Armed groups have killed around 60 Awa, including children, in the last two years

RICAURTE, Colombia (AlertNet) - Standing along the main highway that snakes through the southwestern province of Narino, Awa indigenous leader, Carlos Ortiz, points to the surrounding misty mountain peaks.

“We should be up there where our spiritual lands are, and not down here,” he says.

For thousands of years, Colombia’s Awa Indians, a 35,000-strong indigenous tribe of semi-nomads and hunter-gatherers, have lived in this remote green wilderness.

But over the last decade, as the Colombian military has stepped up its fight against leftist rebels in this part of the country, roughly 3,000 Awa have been driven off their jungle reserves to escape the crossfire. They have settled on the lower slopes of the Andes mountain range and in makeshift settlements on the outskirts of villages dotted along this highway.

Straddling the border with Ecuador and with a gateway to the Pacific Ocean, the location of the Awa’s tribal lands has also lured drug traffickers to this coveted strategic corridor, to smuggle cocaine and arms, placing the Awa in the middle of drug turf wars.

“We fear for our lives. We can only resist the armed groups up to a point. Then we have to leave to protect our children and prevent more people from dying. We’re having to find refuge nearer towns,” says Ortiz, wearing jeans and muddy Wellington boots.

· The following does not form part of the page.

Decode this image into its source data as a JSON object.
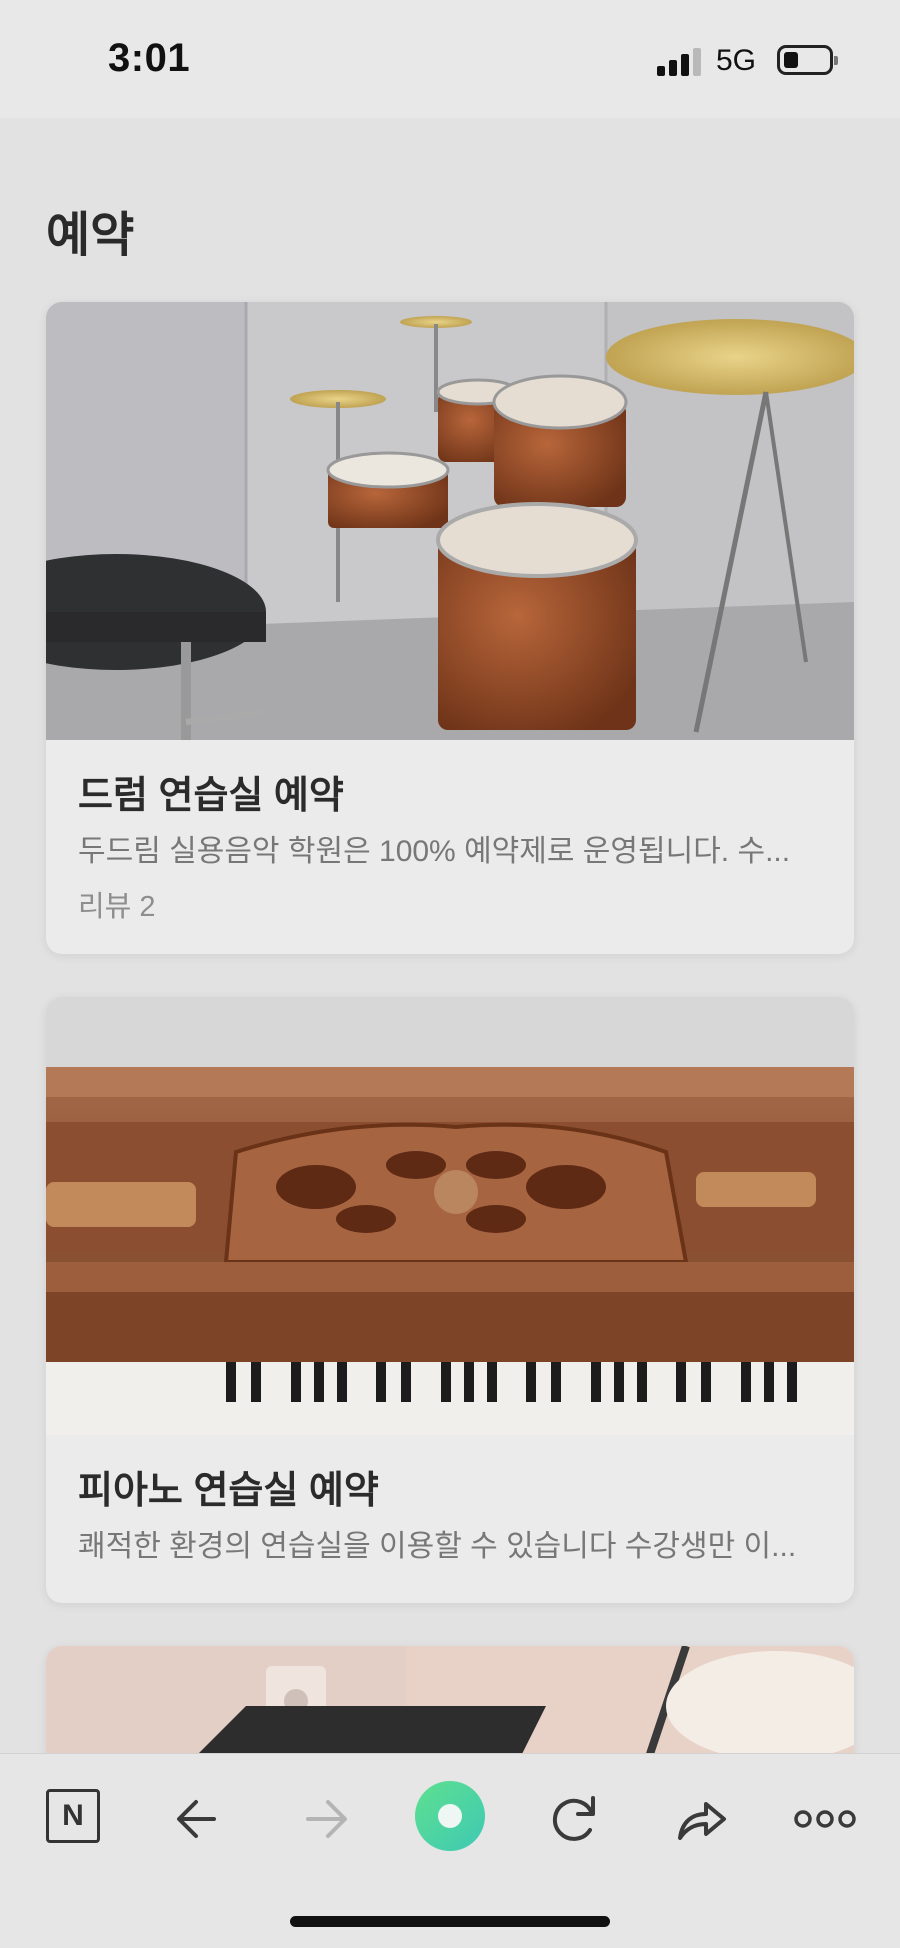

Of Colombia’s 102 different indigenous tribes, violence has hit the Awa particularly hard.

In the last two years around 60 Awa, including children, have been killed by armed groups. Colombia’s largest rebel group, the Revolutionary Armed Forces of Colombia (FARC), has publicly claimed responsibility for some of these killings.

AT RISK OF DISAPPEARING

Violence on and near indigenous reserves has put the Awa, along with 34 other indigenous groups in the country, at risk of disappearing entirely, according to Colombia’s Constitutional Court.

With up to an estimated four million internal refugees, Colombia is home to one of the world's largest displaced populations, and its Indians bear a disproportionate brunt of the displacement.

Of the country’s internal refugees, indigenous groups make up around a quarter of the total, despite representing just 2 percent of Colombia’s population of 46 million.

Awa means ‘son of the mountain’ and the tribe’s customs and survival are intertwined with their ancestral homelands.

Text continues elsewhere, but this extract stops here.